Waiting for Good News,
or Bad News
Jude Wanniski
August 6, 2002

 

After some false starts, we have identified the trigger for Wednesday`s market rally that continues into today. It was not easy because we did not learn until this morning that President Bush was reported saying at 2:27 pm that "I will be patient and consult with US Congress and allies before making a final decision on Iraq...." And that "I will explore all options and all tools at my disposal: diplomacy, international pressure, perhaps the military. But it`s important for my fellow citizens to know that as we see threats evolving we will deal with them. We must deal with them." The Financial Times and Xinhua (China) news agencies carried the remarks, which were spoken at roughly the same time Vice President Cheney was saber-rattling in his Commonwealth Club speech in San Francisco... saying that it will not be enough for Saddam to merely allow the return of weapons inspectors.

Because of the blustering, from Washington and Baghdad, it is difficult to sort out how this story is developing, but after discussions with the Iraqi United Nations mission and people in Washington who are sizing up the political and legal constraints, my best guess is that Hans Blix, the chief UN weapons inspector, will soon be on his way to Baghdad with no "pre-conditions," that he will spend 60 days determining if the sites destroyed in the past had been reconstituted and to clear up the other 5% of the issues that were still pending in 1998 when the Clinton administration decided to yank the UN inspectors out so it could begin its bombing campaign.
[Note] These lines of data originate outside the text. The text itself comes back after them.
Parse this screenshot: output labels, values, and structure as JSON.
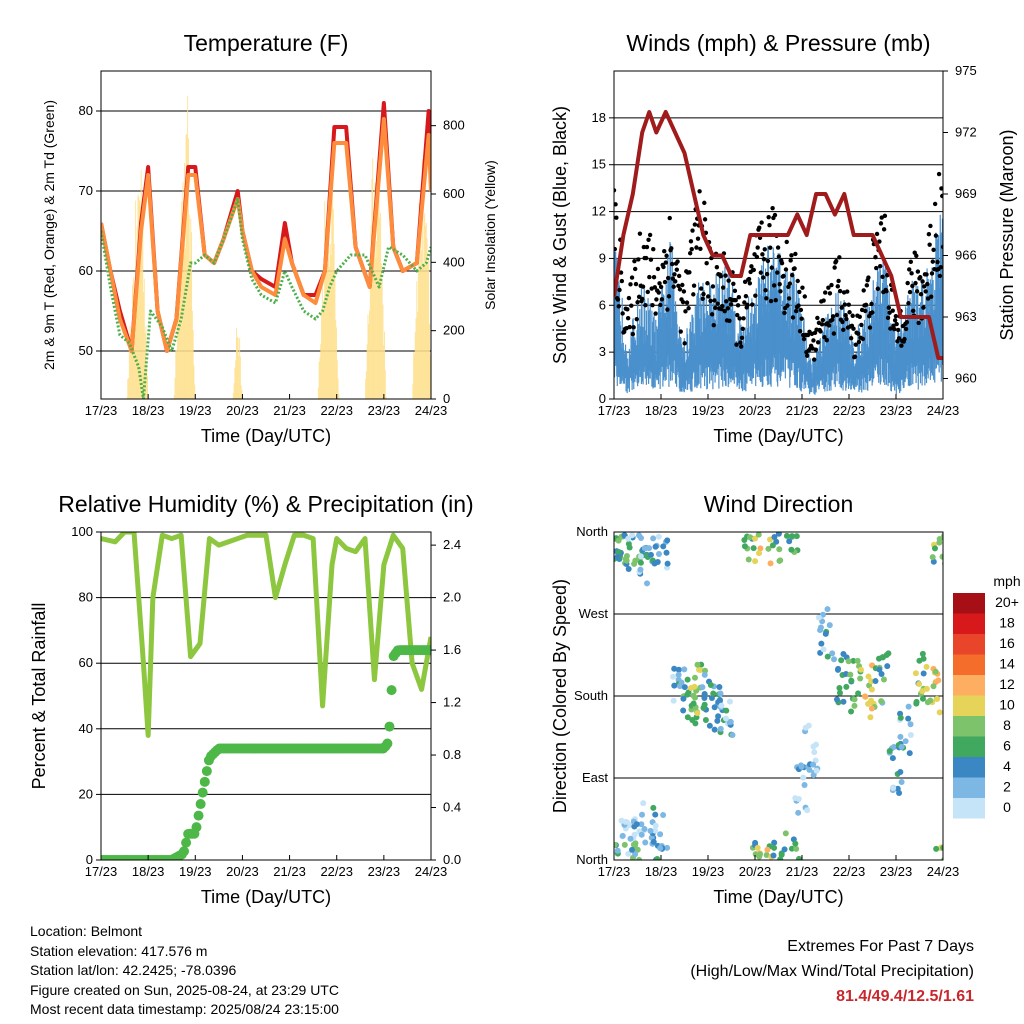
{
  "chart_data": [
    {
      "type": "line",
      "title": "Temperature (F)",
      "xlabel": "Time (Day/UTC)",
      "ylabel": "2m & 9m T (Red, Orange) & 2m Td (Green)",
      "y2label": "Solar Insolation (Yellow)",
      "x_ticks": [
        "17/23",
        "18/23",
        "19/23",
        "20/23",
        "21/23",
        "22/23",
        "23/23",
        "24/23"
      ],
      "ylim": [
        44,
        85
      ],
      "y_ticks": [
        50,
        60,
        70,
        80
      ],
      "y2lim": [
        0,
        960
      ],
      "y2_ticks": [
        0,
        200,
        400,
        600,
        800
      ],
      "grid": true,
      "series": [
        {
          "color": "#d7191c",
          "x": [
            0,
            0.2,
            0.4,
            0.65,
            0.85,
            1.0,
            1.2,
            1.4,
            1.6,
            1.85,
            2.0,
            2.2,
            2.4,
            2.6,
            2.9,
            3.0,
            3.2,
            3.4,
            3.7,
            3.9,
            4.05,
            4.3,
            4.55,
            4.75,
            4.95,
            5.2,
            5.4,
            5.7,
            6.0,
            6.2,
            6.4,
            6.7,
            6.95,
            7.0
          ],
          "values": [
            66,
            60,
            55,
            50,
            66,
            73,
            55,
            50,
            54,
            73,
            73,
            62,
            61,
            64,
            70,
            65,
            60,
            59,
            58,
            66,
            61,
            57,
            57,
            60,
            78,
            78,
            63,
            58,
            81,
            63,
            60,
            61,
            80,
            71
          ]
        },
        {
          "color": "#fd8d3c",
          "x": [
            0,
            0.2,
            0.4,
            0.65,
            0.85,
            1.0,
            1.2,
            1.4,
            1.6,
            1.85,
            2.0,
            2.2,
            2.4,
            2.6,
            2.9,
            3.0,
            3.2,
            3.4,
            3.7,
            3.9,
            4.05,
            4.3,
            4.55,
            4.75,
            4.95,
            5.2,
            5.4,
            5.7,
            6.0,
            6.2,
            6.4,
            6.7,
            6.95,
            7.0
          ],
          "values": [
            66,
            60,
            54,
            50,
            65,
            72,
            55,
            50,
            54,
            72,
            72,
            62,
            61,
            64,
            69,
            65,
            60,
            58,
            57,
            64,
            61,
            57,
            56,
            60,
            76,
            76,
            63,
            58,
            79,
            63,
            60,
            61,
            77,
            70
          ]
        },
        {
          "color": "#4daf4a",
          "x": [
            0,
            0.2,
            0.4,
            0.6,
            0.8,
            0.9,
            1.05,
            1.3,
            1.5,
            1.7,
            1.9,
            2.0,
            2.2,
            2.4,
            2.6,
            2.9,
            3.0,
            3.2,
            3.4,
            3.7,
            3.9,
            4.05,
            4.3,
            4.55,
            4.7,
            4.85,
            5.0,
            5.3,
            5.6,
            5.75,
            5.9,
            6.1,
            6.4,
            6.7,
            6.9,
            7.0
          ],
          "values": [
            65,
            58,
            52,
            51,
            48,
            44,
            55,
            53,
            50,
            54,
            61,
            61,
            62,
            61,
            64,
            69,
            64,
            59,
            57,
            56,
            60,
            58,
            55,
            54,
            55,
            58,
            60,
            62,
            62,
            60,
            58,
            63,
            62,
            60,
            61,
            63
          ]
        }
      ],
      "solar_series": {
        "color": "#fee08b",
        "x": [
          0.55,
          0.7,
          0.85,
          1.0,
          1.55,
          1.7,
          1.85,
          2.0,
          2.8,
          2.9,
          3.0,
          4.6,
          4.75,
          4.9,
          5.05,
          5.6,
          5.75,
          5.9,
          6.05,
          6.6,
          6.75,
          6.9,
          7.0
        ],
        "values": [
          0,
          500,
          850,
          0,
          0,
          700,
          940,
          0,
          0,
          300,
          0,
          0,
          650,
          800,
          0,
          0,
          700,
          850,
          0,
          0,
          650,
          830,
          0
        ]
      }
    },
    {
      "type": "line",
      "title": "Winds (mph) & Pressure (mb)",
      "xlabel": "Time (Day/UTC)",
      "ylabel": "Sonic Wind & Gust (Blue, Black)",
      "y2label": "Station Pressure (Maroon)",
      "x_ticks": [
        "17/23",
        "18/23",
        "19/23",
        "20/23",
        "21/23",
        "22/23",
        "23/23",
        "24/23"
      ],
      "ylim": [
        0,
        21
      ],
      "y_ticks": [
        0,
        3,
        6,
        9,
        12,
        15,
        18
      ],
      "y2lim": [
        959,
        975
      ],
      "y2_ticks": [
        960,
        963,
        966,
        969,
        972,
        975
      ],
      "grid": true,
      "series": [
        {
          "name": "",
          "color": "#4a90cc",
          "x": [
            0,
            0.3,
            0.6,
            0.9,
            1.2,
            1.5,
            1.8,
            2.1,
            2.4,
            2.7,
            3.0,
            3.3,
            3.6,
            3.9,
            4.2,
            4.5,
            4.8,
            5.1,
            5.4,
            5.7,
            6.0,
            6.3,
            6.6,
            6.9,
            7.0
          ],
          "values": [
            8,
            3,
            6,
            4,
            8,
            3,
            6,
            6,
            7,
            4,
            6,
            8,
            7,
            6,
            2,
            4,
            6,
            3,
            5,
            8,
            3,
            6,
            6,
            9,
            10
          ]
        },
        {
          "name": "",
          "color": "#000000",
          "x": [
            0,
            0.3,
            0.6,
            0.9,
            1.2,
            1.5,
            1.8,
            2.1,
            2.4,
            2.7,
            3.0,
            3.3,
            3.6,
            3.9,
            4.2,
            4.5,
            4.8,
            5.1,
            5.4,
            5.7,
            6.0,
            6.3,
            6.6,
            6.9,
            7.0
          ],
          "values": [
            13,
            6,
            12,
            9,
            12,
            7,
            14,
            9,
            9,
            6,
            10,
            12,
            11,
            9,
            4,
            7,
            9,
            5,
            8,
            13,
            5,
            9,
            9,
            15,
            14
          ]
        },
        {
          "name": "",
          "color": "#a01c1c",
          "x": [
            0,
            0.2,
            0.4,
            0.6,
            0.75,
            0.9,
            1.1,
            1.3,
            1.5,
            1.7,
            1.9,
            2.1,
            2.3,
            2.5,
            2.7,
            2.9,
            3.1,
            3.3,
            3.5,
            3.7,
            3.9,
            4.1,
            4.3,
            4.5,
            4.7,
            4.9,
            5.1,
            5.3,
            5.5,
            5.7,
            5.9,
            6.1,
            6.3,
            6.5,
            6.7,
            6.9,
            7.0
          ],
          "values": [
            964,
            967,
            969,
            972,
            973,
            972,
            973,
            972,
            971,
            969,
            967,
            966,
            966,
            965,
            965,
            967,
            967,
            967,
            967,
            967,
            968,
            967,
            969,
            969,
            968,
            969,
            967,
            967,
            967,
            966,
            965,
            963,
            963,
            963,
            963,
            961,
            961
          ]
        }
      ]
    },
    {
      "type": "line",
      "title": "Relative Humidity (%) & Precipitation (in)",
      "xlabel": "Time (Day/UTC)",
      "ylabel": "Percent & Total Rainfall",
      "x_ticks": [
        "17/23",
        "18/23",
        "19/23",
        "20/23",
        "21/23",
        "22/23",
        "23/23",
        "24/23"
      ],
      "ylim": [
        0,
        100
      ],
      "y_ticks": [
        0,
        20,
        40,
        60,
        80,
        100
      ],
      "y2lim": [
        0,
        2.5
      ],
      "y2_ticks": [
        "0.0",
        "0.4",
        "0.8",
        "1.2",
        "1.6",
        "2.0",
        "2.4"
      ],
      "grid": true,
      "series": [
        {
          "name": "",
          "color": "#8dc63f",
          "x": [
            0,
            0.3,
            0.5,
            0.7,
            0.9,
            1.0,
            1.1,
            1.3,
            1.5,
            1.7,
            1.9,
            2.1,
            2.3,
            2.5,
            2.7,
            2.9,
            3.1,
            3.3,
            3.5,
            3.7,
            3.9,
            4.1,
            4.3,
            4.5,
            4.7,
            4.9,
            5.0,
            5.2,
            5.4,
            5.6,
            5.8,
            6.0,
            6.2,
            6.4,
            6.6,
            6.8,
            7.0
          ],
          "values": [
            98,
            97,
            100,
            100,
            60,
            38,
            80,
            99,
            98,
            99,
            62,
            66,
            98,
            96,
            97,
            98,
            99,
            99,
            99,
            80,
            90,
            99,
            99,
            98,
            47,
            90,
            98,
            95,
            94,
            98,
            55,
            90,
            99,
            95,
            60,
            52,
            68
          ]
        },
        {
          "name": "",
          "color": "#4db848",
          "x": [
            0,
            1.5,
            1.75,
            1.85,
            2.0,
            2.15,
            2.3,
            2.5,
            2.8,
            3.5,
            4.5,
            5.5,
            6.0,
            6.1,
            6.15,
            6.2,
            6.3,
            6.5,
            7.0
          ],
          "values": [
            0,
            0,
            0.05,
            0.2,
            0.2,
            0.5,
            0.78,
            0.85,
            0.85,
            0.85,
            0.85,
            0.85,
            0.85,
            0.9,
            1.2,
            1.55,
            1.6,
            1.6,
            1.6
          ]
        }
      ]
    },
    {
      "type": "scatter",
      "title": "Wind Direction",
      "xlabel": "Time (Day/UTC)",
      "ylabel": "Direction (Colored By Speed)",
      "x_ticks": [
        "17/23",
        "18/23",
        "19/23",
        "20/23",
        "21/23",
        "22/23",
        "23/23",
        "24/23"
      ],
      "y_ticks": [
        "North",
        "East",
        "South",
        "West",
        "North"
      ],
      "ylim": [
        0,
        360
      ],
      "grid": true,
      "colorbar": {
        "unit": "mph",
        "labels": [
          "20+",
          "18",
          "16",
          "14",
          "12",
          "10",
          "8",
          "6",
          "4",
          "2",
          "0"
        ],
        "colors": [
          "#a50f15",
          "#d7191c",
          "#e8452b",
          "#f46d2b",
          "#fdae61",
          "#e6d35a",
          "#7cc36b",
          "#41a85f",
          "#3b87c4",
          "#7db7e3",
          "#c6e4f7"
        ]
      },
      "clusters": [
        {
          "x": 0.1,
          "dir": 355,
          "speed": 7
        },
        {
          "x": 0.2,
          "dir": 345,
          "speed": 6
        },
        {
          "x": 0.4,
          "dir": 350,
          "speed": 8
        },
        {
          "x": 0.6,
          "dir": 330,
          "speed": 4
        },
        {
          "x": 0.8,
          "dir": 355,
          "speed": 5
        },
        {
          "x": 1.0,
          "dir": 350,
          "speed": 4
        },
        {
          "x": 0.3,
          "dir": 20,
          "speed": 2
        },
        {
          "x": 0.5,
          "dir": 40,
          "speed": 2
        },
        {
          "x": 0.9,
          "dir": 30,
          "speed": 4
        },
        {
          "x": 1.6,
          "dir": 180,
          "speed": 8
        },
        {
          "x": 1.8,
          "dir": 185,
          "speed": 10
        },
        {
          "x": 2.0,
          "dir": 175,
          "speed": 6
        },
        {
          "x": 2.2,
          "dir": 170,
          "speed": 4
        },
        {
          "x": 2.4,
          "dir": 160,
          "speed": 4
        },
        {
          "x": 1.4,
          "dir": 190,
          "speed": 4
        },
        {
          "x": 2.9,
          "dir": 350,
          "speed": 8
        },
        {
          "x": 3.2,
          "dir": 355,
          "speed": 10
        },
        {
          "x": 3.5,
          "dir": 350,
          "speed": 7
        },
        {
          "x": 3.8,
          "dir": 5,
          "speed": 6
        },
        {
          "x": 4.0,
          "dir": 80,
          "speed": 2
        },
        {
          "x": 4.2,
          "dir": 120,
          "speed": 3
        },
        {
          "x": 4.5,
          "dir": 250,
          "speed": 4
        },
        {
          "x": 4.8,
          "dir": 200,
          "speed": 6
        },
        {
          "x": 5.1,
          "dir": 190,
          "speed": 8
        },
        {
          "x": 5.4,
          "dir": 185,
          "speed": 10
        },
        {
          "x": 5.7,
          "dir": 200,
          "speed": 6
        },
        {
          "x": 6.0,
          "dir": 100,
          "speed": 4
        },
        {
          "x": 6.2,
          "dir": 140,
          "speed": 4
        },
        {
          "x": 6.5,
          "dir": 200,
          "speed": 8
        },
        {
          "x": 6.8,
          "dir": 190,
          "speed": 11
        },
        {
          "x": 6.9,
          "dir": 350,
          "speed": 8
        }
      ]
    }
  ],
  "info": {
    "location": "Location: Belmont",
    "elevation": "Station elevation: 417.576 m",
    "latlon": "Station lat/lon: 42.2425; -78.0396",
    "created": "Figure created on Sun, 2025-08-24, at 23:29 UTC",
    "recent": "Most recent data timestamp: 2025/08/24 23:15:00"
  },
  "extremes": {
    "line1": "Extremes For Past 7 Days",
    "line2": "(High/Low/Max Wind/Total Precipitation)",
    "values": "81.4/49.4/12.5/1.61"
  }
}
If we are to believe Scott Ritter, who was on the UNSCOMN inspection team that left in 1998, the new team will find nothing awry and report back to the U.N. Security Council to that effect. For the U.S. to ignore the UN Security Council and start moving ground troops and bombers back to Iraq is almost impossible to imagine. Negotiations would then proceed on a regular inspections regime and a schedule for lifting the U.N. econonomic sanctions. The Bush White House would of course credit its hard line with having brought about this desirable "diplomatic result." Let us hope so.